Cependant, toutes ces informations sont ramenées à un point plus terre à terre lorsque l'arabe nous décrit une nouvelle attaque, alors que les wendols arrivent à cheval avec des torches, l'un de ceux-ci est abattu et il peut voir qu'il s'agit d'un homme avec une tête d'ours comme déguisement. Cependant un peu plus tard vous le verrez, il revient à sa description de créatures velues, il est donc fort possible que cette attaque ait été menée par un peuple humain allié des wendols. ceux-ci résidant dans des grottes( ce que l'on soupçonne aussi pour la plupart des peuples velus décrits à travers le monde), les guerriers décident d'y aller à l'assaut, discrètement, avec leur petit groupe. En chemin, ils découvrent une arme que l'un des démons a perdu, il la décrit ainsi; il s'agissait d'une hache très pointue et façonnée avec art, la lame était en pierre travaillée, attachée à un manche de bois ( si rarement les velus sont décrits avec des armes, il n'en est pas de même pour les hommes de néanderthals ). Ils découvrirent un peu plus loin un village de huttes appartenant aux wendols, faites de terre et de paille et fort mal construites aux dires de l'auteur. Un feu brûlait au milieu mais le village était déserté comme s'ils avaient voulu ridiculiser leurs poursuivants en les laissant brûler un village vide dont ils n'ont pas besoin. Notez cependant cet aspect des wendols, la capacité d'établir des constructions. Les guerriers y découvrirent de plus des ossements , indiquant qu'effectivement ces créatures mangeaient des êtres humains, il est donc fort peu probable que ceux-ci n'aient été que des humains déguisés.

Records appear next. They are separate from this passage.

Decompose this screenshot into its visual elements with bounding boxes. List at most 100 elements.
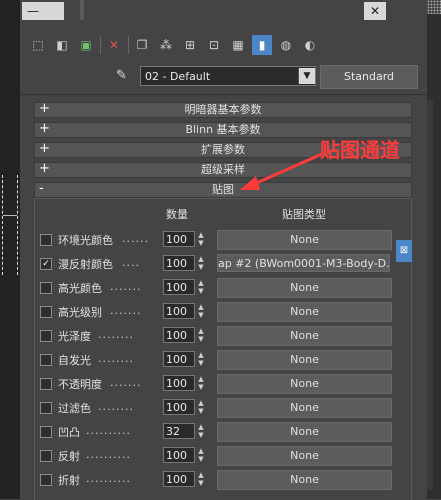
put-material-icon[interactable]: ◧ <box>52 35 72 55</box>
material-id-icon[interactable]: ⊡ <box>204 35 224 55</box>
map-amount-input[interactable]: 100 <box>163 399 195 415</box>
map-amount-input[interactable]: 100 <box>163 231 195 247</box>
map-amount-input[interactable]: 100 <box>163 447 195 463</box>
map-channel-row: 过滤色........ 100 ▲ ▼ None <box>38 397 414 419</box>
map-amount-input[interactable]: 100 <box>163 375 195 391</box>
map-channel-label: 不透明度 <box>58 378 102 391</box>
map-amount-input[interactable]: 100 <box>163 279 195 295</box>
material-editor-panel: — ✕ ⬚ ◧ ▣ ✕ ❐ ⁂ ⊞ ⊡ ▦ ▮ ◍ ◐ ✎ 02 - Defau… <box>20 0 433 500</box>
eyedropper-icon[interactable]: ✎ <box>116 68 132 84</box>
copy-material-icon[interactable]: ❐ <box>132 35 152 55</box>
map-channel-row: 高光颜色....... 100 ▲ ▼ None <box>38 277 414 299</box>
map-slot-button[interactable]: None <box>217 326 392 346</box>
scrollbar[interactable] <box>427 100 433 490</box>
map-enable-checkbox[interactable] <box>40 474 52 486</box>
map-channel-label: 环境光颜色 <box>58 234 113 247</box>
amount-spinner[interactable]: ▲ ▼ <box>197 375 205 391</box>
map-channel-label: 反射 <box>58 450 80 463</box>
toolbar-separator <box>128 36 129 54</box>
map-slot-button[interactable]: None <box>217 446 392 466</box>
leader-dots: ....... <box>110 376 142 389</box>
rollout-title: 明暗器基本参数 <box>184 103 262 116</box>
amount-spinner[interactable]: ▲ ▼ <box>197 423 205 439</box>
map-enable-checkbox[interactable] <box>40 282 52 294</box>
map-slot-button[interactable]: None <box>217 470 392 490</box>
map-enable-checkbox[interactable] <box>40 426 52 438</box>
map-amount-input[interactable]: 100 <box>163 303 195 319</box>
map-channel-row: ✓ 漫反射颜色.... 100 ▲ ▼ ap #2 (BWom0001-M3-Body-D… <box>38 253 414 275</box>
map-enable-checkbox[interactable] <box>40 402 52 414</box>
map-enable-checkbox[interactable] <box>40 234 52 246</box>
leader-dots: .......... <box>86 472 131 485</box>
amount-spinner[interactable]: ▲ ▼ <box>197 231 205 247</box>
amount-spinner[interactable]: ▲ ▼ <box>197 327 205 343</box>
leader-dots: ........ <box>98 352 134 365</box>
leader-dots: .... <box>122 256 140 269</box>
get-material-icon[interactable]: ⬚ <box>28 35 48 55</box>
map-amount-input[interactable]: 32 <box>163 423 195 439</box>
map-slot-button[interactable]: None <box>217 230 392 250</box>
show-map-icon[interactable]: ▦ <box>228 35 248 55</box>
leader-dots: .......... <box>86 448 131 461</box>
map-enable-checkbox[interactable] <box>40 450 52 462</box>
amount-spinner[interactable]: ▲ ▼ <box>197 447 205 463</box>
resize-grip[interactable] <box>427 0 441 14</box>
map-slot-button[interactable]: None <box>217 302 392 322</box>
map-enable-checkbox[interactable] <box>40 378 52 390</box>
chevron-down-icon[interactable]: ▼ <box>298 68 315 84</box>
map-amount-input[interactable]: 100 <box>163 255 195 271</box>
go-parent-icon[interactable]: ◍ <box>276 35 296 55</box>
map-amount-input[interactable]: 100 <box>163 351 195 367</box>
leader-dots: ....... <box>110 280 142 293</box>
assign-material-icon[interactable]: ▣ <box>76 35 96 55</box>
amount-spinner[interactable]: ▲ ▼ <box>197 471 205 487</box>
rollout-shader-basic[interactable]: + 明暗器基本参数 <box>34 101 412 118</box>
scene-object <box>2 175 18 275</box>
map-enable-checkbox[interactable] <box>40 306 52 318</box>
map-channel-row: 自发光........ 100 ▲ ▼ None <box>38 349 414 371</box>
map-channel-label: 漫反射颜色 <box>58 258 113 271</box>
delete-icon[interactable]: ✕ <box>104 35 124 55</box>
amount-spinner[interactable]: ▲ ▼ <box>197 351 205 367</box>
map-slot-button[interactable]: None <box>217 374 392 394</box>
map-channel-label: 过滤色 <box>58 402 91 415</box>
amount-spinner[interactable]: ▲ ▼ <box>197 303 205 319</box>
map-amount-input[interactable]: 100 <box>163 471 195 487</box>
map-type-header: 贴图类型 <box>282 208 326 221</box>
map-channel-label: 凹凸 <box>58 426 80 439</box>
lock-icon[interactable]: ⊠ <box>396 240 412 262</box>
show-end-result-icon[interactable]: ▮ <box>252 35 272 55</box>
rollout-maps[interactable]: - 贴图 <box>34 181 412 198</box>
material-name: 02 - Default <box>145 69 211 83</box>
map-channel-label: 高光级别 <box>58 306 102 319</box>
map-slot-button[interactable]: None <box>217 422 392 442</box>
amount-spinner[interactable]: ▲ ▼ <box>197 279 205 295</box>
map-slot-button[interactable]: ap #2 (BWom0001-M3-Body-D.jpg) <box>217 254 390 272</box>
annotation-label: 贴图通道 <box>320 138 400 162</box>
rollout-title: 贴图 <box>212 183 234 196</box>
rollout-supersampling[interactable]: + 超级采样 <box>34 161 412 178</box>
put-library-icon[interactable]: ⊞ <box>180 35 200 55</box>
amount-header: 数量 <box>166 208 188 221</box>
map-slot-button[interactable]: None <box>217 398 392 418</box>
material-type-button[interactable]: Standard <box>320 65 418 89</box>
map-channel-label: 高光颜色 <box>58 282 102 295</box>
map-enable-checkbox[interactable] <box>40 354 52 366</box>
make-unique-icon[interactable]: ⁂ <box>156 35 176 55</box>
map-slot-button[interactable]: None <box>217 350 392 370</box>
map-enable-checkbox[interactable] <box>40 330 52 342</box>
close-button[interactable]: ✕ <box>364 2 386 20</box>
title-divider <box>80 0 84 20</box>
go-sibling-icon[interactable]: ◐ <box>300 35 320 55</box>
amount-spinner[interactable]: ▲ ▼ <box>197 255 205 271</box>
amount-spinner[interactable]: ▲ ▼ <box>197 399 205 415</box>
map-amount-input[interactable]: 100 <box>163 327 195 343</box>
panel-grip[interactable] <box>44 2 64 20</box>
map-enable-checkbox[interactable]: ✓ <box>40 258 52 270</box>
leader-dots: ........ <box>98 400 134 413</box>
map-channel-label: 折射 <box>58 474 80 487</box>
material-name-select[interactable]: 02 - Default ▼ <box>140 66 316 86</box>
map-channel-label: 自发光 <box>58 354 91 367</box>
map-slot-button[interactable]: None <box>217 278 392 298</box>
minimize-button[interactable]: — <box>22 2 44 20</box>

Lors de l'attaque surprise dans les cavernes Ibn Fadlan put détailler encore mieux les wendols; ils avaient l'air humain mais petits, gros, trapus et entièrement recouverts de poils sauf sur la paume des mains, la plante des pieds et le visage. Leur figure était laide, grande avec une grande bouche et des mâchoires proéminentes. Leur tête était également plus grande qu'à l'ordinaire, avec des yeux enfoncés, des grands fronts osseux et de grosses dents pointus ( ciel que cela ressemble à un homme de néanderthal !) . L'arabe entendit l'un des ennemis émettre un son qui lui sembla relié à une certaine forme de langage. Pour terminer ce combat, les guerriers viking ( de moins en moins nombreux) arrivèrent à tuer la mère des wendols qui était une vieille femme de leur race semblant les diriger. Les ennemis étant vaincus, les guerriers festoyèrent et Ibn Fadln réussit à quitter ses nouveaux amis pour retourner auprès du calife puisque ce manuscrit s'est perpétué. Cependant, les écrits de l'arabe se termine abruptement au cour d'une phrase, on imagine donc une suite à ses aventures mais jamais aucun manuscrit ne fut découvert à ce sujet ( du moins jusqu'à ce jour).
Les écrits d'Ibn Fadlan sont une merveille de précision, il n'était pas un conteur et n'avait pas pour but d'embellir son récit mais bel et bien de décrire ce qu'il voyait. D'ailleurs lorsqu'il avait pu constater un fait de son propre chef, il ajoutait toujours; je l'ai vu de mes propres yeux. Il faut donc croire que tous ces éléments sont exacts et nous rapporte la survivance d'une tribu, peut-être néanderthalienne, dans la Russie moderne. Or, rappelons que le récit d'Ibn Fadlan date des environs de l'an mille après JC alors que l'on croit l'homme de néanderthal disparut depuis environ 30 000 ans selon les fossiles que nous détenons. Tel que déjà précisé, cependant, divers témoignages de notre époque décrivent bel et bien ce genre de créatures en cette région du monde, créatures que l'on appelle almas ( et auxquelles on donne aussi d'autres noms selon les régions), et si certains s'évertuent à présenter cette saga comme une simple légende, rappelons qu'un archéologue a reproduit l'itinéraire suivi par Ulysse dans l'Odyssée et y a trouvé de nombreuses confirmations du récit d'Homère ! Il ne faut donc pas discréditer les légendes car elles recèlent souvent un fond de vérité et même plus !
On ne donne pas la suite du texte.